The government’s move is to avoid confusion caused by establishing new regional mayors for strategic authorities which are set to be at the top of a forthcoming change to local government structure.

These authorities would oversee a small number of unitary councils in Devon  responsible for all local services, and the current two tier structure of county and district councils would disappear.

The Mayor for Plymouth campaign, spearheaded by businessman Angus Forbes, got enough support from the public to trigger a referendum at the cost of £410,000.

Mr Forbes said it wanted strong accountable leadership directly chosen by all Plymouth voters with politics taking a back seat.

Earlier this year he said his interpretation of the white paper was that Plymouth could have an elected mayor provided it is part of a strategic authority.

A ‘coalition’ group called Plymouth Knows Better was set up to urge the public to vote against it in the referendum.

It said it welcomed the confirmation today from the minister that no new city mayors will be created.

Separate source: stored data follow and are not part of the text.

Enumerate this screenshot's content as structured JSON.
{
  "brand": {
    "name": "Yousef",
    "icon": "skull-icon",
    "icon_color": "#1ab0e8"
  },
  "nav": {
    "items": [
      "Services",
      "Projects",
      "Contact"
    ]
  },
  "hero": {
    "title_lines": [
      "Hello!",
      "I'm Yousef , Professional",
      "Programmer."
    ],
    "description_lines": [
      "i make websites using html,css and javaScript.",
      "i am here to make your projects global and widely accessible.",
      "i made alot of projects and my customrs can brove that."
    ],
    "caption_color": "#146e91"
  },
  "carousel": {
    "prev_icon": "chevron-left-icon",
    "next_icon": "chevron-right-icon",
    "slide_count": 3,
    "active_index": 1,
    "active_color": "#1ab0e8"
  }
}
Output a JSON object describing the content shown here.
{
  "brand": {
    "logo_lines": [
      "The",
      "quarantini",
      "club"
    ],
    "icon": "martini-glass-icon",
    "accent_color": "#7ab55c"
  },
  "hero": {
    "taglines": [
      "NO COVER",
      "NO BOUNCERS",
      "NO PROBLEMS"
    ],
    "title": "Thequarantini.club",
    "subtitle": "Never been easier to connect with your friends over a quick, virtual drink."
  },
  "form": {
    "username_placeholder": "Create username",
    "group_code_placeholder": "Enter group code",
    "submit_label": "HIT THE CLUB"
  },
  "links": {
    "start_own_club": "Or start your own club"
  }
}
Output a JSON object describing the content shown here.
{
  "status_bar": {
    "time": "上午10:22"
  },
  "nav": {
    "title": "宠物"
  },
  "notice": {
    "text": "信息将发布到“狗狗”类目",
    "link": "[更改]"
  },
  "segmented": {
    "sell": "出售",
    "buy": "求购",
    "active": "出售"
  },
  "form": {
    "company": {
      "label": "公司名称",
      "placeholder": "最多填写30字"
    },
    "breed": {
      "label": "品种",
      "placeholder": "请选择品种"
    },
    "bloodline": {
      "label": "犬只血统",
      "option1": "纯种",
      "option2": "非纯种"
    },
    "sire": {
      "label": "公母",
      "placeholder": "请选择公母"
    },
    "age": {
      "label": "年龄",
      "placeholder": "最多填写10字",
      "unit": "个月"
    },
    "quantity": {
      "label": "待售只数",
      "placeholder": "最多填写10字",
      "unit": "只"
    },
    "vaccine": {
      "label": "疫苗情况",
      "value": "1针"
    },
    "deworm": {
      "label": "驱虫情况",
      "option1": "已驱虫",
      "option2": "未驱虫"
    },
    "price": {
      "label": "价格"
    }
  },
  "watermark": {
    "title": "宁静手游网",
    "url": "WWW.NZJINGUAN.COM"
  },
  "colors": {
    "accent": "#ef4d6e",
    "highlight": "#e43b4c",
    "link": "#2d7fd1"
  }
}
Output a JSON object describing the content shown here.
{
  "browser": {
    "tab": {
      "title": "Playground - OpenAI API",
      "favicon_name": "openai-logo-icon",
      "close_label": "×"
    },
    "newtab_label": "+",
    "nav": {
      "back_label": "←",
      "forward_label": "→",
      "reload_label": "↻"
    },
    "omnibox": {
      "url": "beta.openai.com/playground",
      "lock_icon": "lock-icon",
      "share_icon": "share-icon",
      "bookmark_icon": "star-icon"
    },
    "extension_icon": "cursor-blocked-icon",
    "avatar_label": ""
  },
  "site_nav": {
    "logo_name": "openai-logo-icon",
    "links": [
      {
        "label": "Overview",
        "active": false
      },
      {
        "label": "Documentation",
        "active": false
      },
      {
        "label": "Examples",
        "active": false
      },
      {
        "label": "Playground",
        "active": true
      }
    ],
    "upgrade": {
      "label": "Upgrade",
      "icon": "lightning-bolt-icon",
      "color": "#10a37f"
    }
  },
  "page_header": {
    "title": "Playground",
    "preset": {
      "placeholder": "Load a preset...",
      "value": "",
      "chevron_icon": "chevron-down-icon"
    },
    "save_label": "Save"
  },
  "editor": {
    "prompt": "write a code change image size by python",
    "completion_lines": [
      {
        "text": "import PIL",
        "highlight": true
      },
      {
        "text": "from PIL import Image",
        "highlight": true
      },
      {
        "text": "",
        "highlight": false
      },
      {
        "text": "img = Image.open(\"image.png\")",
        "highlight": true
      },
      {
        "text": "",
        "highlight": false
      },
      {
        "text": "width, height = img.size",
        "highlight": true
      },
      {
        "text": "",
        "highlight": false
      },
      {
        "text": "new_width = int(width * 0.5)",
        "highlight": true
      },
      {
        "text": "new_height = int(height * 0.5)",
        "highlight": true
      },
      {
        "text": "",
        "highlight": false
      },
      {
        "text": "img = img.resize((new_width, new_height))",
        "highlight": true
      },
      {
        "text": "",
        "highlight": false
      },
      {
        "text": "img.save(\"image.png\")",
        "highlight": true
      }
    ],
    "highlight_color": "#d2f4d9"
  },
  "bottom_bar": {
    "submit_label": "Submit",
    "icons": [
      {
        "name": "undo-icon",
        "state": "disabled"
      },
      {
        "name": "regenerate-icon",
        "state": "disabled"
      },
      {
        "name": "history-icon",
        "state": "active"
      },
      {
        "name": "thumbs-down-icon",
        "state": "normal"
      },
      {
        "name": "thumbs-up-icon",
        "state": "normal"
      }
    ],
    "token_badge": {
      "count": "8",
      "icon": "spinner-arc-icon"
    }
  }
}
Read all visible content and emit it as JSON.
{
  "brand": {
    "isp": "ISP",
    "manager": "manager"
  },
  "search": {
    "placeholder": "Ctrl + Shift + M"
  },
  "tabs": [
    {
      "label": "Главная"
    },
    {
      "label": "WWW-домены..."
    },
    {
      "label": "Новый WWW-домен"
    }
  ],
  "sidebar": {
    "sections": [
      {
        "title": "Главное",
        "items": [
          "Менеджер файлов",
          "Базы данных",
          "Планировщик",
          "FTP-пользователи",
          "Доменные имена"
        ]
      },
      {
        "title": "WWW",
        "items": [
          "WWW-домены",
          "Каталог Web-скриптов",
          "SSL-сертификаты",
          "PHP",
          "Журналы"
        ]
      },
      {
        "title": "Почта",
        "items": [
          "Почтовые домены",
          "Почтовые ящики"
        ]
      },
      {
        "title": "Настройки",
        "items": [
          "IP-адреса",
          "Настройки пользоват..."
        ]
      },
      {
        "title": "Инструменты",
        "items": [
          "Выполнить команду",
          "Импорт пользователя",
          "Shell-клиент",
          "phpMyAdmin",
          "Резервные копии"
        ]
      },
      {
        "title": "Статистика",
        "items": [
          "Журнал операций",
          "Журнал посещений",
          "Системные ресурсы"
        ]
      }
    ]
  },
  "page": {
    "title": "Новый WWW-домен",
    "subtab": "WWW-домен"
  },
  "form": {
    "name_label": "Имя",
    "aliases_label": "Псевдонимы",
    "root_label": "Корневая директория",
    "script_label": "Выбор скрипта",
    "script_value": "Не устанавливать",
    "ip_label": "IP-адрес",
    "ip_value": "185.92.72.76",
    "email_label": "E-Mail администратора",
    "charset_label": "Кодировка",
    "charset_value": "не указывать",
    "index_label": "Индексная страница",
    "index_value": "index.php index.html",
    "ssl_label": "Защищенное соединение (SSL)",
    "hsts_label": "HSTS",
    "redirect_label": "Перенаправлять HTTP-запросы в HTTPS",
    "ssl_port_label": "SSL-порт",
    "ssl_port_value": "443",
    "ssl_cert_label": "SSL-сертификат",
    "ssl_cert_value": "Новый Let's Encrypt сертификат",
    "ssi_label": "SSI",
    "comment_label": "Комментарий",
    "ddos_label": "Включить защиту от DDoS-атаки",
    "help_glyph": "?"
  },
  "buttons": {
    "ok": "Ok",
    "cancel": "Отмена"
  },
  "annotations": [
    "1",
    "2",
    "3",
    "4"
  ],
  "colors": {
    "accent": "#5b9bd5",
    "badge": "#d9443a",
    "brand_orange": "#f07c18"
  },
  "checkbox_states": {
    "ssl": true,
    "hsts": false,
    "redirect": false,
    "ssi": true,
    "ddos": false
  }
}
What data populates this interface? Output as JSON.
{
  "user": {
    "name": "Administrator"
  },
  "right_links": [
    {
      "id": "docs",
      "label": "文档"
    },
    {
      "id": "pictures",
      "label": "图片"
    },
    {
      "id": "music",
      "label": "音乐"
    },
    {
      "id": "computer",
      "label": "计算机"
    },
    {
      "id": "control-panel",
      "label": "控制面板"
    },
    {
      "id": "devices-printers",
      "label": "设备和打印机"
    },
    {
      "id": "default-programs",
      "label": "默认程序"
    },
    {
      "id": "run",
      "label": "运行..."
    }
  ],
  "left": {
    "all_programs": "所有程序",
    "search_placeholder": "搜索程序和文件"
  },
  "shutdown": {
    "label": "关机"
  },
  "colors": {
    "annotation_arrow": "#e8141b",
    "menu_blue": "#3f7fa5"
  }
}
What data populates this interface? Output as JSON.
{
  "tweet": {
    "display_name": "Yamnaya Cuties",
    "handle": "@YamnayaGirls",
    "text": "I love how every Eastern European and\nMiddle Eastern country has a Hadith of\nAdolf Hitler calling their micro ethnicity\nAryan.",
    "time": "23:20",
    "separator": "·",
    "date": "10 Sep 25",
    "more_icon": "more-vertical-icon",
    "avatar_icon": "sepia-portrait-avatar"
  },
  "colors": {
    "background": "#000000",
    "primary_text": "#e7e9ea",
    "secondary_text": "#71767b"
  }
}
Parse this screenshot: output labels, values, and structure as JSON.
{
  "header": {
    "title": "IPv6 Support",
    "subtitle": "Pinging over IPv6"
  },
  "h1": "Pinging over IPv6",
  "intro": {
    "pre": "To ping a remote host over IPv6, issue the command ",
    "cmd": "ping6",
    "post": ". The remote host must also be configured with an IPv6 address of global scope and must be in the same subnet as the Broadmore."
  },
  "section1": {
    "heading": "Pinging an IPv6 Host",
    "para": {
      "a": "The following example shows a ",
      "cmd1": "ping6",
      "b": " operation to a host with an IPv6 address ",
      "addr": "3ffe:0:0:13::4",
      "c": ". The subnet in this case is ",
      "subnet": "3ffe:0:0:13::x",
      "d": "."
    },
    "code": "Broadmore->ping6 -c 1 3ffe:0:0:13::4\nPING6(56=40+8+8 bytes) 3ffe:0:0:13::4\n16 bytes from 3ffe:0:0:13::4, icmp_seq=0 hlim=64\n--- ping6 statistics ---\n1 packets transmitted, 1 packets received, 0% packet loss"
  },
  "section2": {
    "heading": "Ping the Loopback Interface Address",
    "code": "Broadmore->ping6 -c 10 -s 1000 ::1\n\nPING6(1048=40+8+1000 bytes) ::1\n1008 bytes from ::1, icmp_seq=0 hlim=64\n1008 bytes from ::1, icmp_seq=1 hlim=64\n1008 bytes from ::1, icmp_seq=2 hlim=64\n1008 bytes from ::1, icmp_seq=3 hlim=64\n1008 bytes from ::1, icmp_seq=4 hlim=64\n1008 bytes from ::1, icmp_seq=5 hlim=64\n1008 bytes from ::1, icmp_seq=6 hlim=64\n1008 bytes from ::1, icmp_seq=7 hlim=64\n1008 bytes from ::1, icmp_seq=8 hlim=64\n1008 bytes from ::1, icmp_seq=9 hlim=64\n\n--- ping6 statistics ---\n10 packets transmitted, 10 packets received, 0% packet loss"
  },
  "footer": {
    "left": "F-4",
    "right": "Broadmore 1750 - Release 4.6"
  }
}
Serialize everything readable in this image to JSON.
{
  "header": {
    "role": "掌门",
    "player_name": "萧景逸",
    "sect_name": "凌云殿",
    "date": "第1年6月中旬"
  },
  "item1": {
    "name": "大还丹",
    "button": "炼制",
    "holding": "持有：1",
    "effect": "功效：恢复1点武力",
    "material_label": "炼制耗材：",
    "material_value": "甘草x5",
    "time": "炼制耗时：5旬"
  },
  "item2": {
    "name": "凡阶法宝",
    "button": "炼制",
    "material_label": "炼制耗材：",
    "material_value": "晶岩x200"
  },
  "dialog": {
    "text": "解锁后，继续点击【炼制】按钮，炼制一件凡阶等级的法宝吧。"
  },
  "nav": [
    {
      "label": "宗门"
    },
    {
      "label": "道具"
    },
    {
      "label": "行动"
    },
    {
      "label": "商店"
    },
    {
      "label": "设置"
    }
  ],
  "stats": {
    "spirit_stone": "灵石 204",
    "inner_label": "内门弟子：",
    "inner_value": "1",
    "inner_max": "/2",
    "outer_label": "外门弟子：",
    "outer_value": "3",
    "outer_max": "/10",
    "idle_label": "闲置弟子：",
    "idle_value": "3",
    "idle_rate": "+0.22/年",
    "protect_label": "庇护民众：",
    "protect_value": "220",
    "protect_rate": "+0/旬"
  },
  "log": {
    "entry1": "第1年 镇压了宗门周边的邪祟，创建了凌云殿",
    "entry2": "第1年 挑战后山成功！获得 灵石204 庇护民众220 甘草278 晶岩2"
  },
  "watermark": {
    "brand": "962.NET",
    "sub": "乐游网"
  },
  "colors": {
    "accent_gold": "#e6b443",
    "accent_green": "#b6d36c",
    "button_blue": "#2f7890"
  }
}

“This decision confirms that the government won’t create any new city mayors – making Plymouth’s referendum not just unnecessary, but now entirely redundant,” it said

A spokesperson added: “Local people will be rightly angry that public money is being spent on a vanity project that never had any future, all because the lead petitioner and millionaire Mr Forbes wouldn’t take no for an answer.

“The cross-party Plymouth Knows Better coalition has, from the start, tried to inform people that this position was being scrapped – and today’s news proves we were right.”

Plymouth and Sutton MP Luke Pollard said the money should be spent on filling potholes or looking after children in care.

The Mayor for Plymouth campaign has not yet commented on the minister’s statement.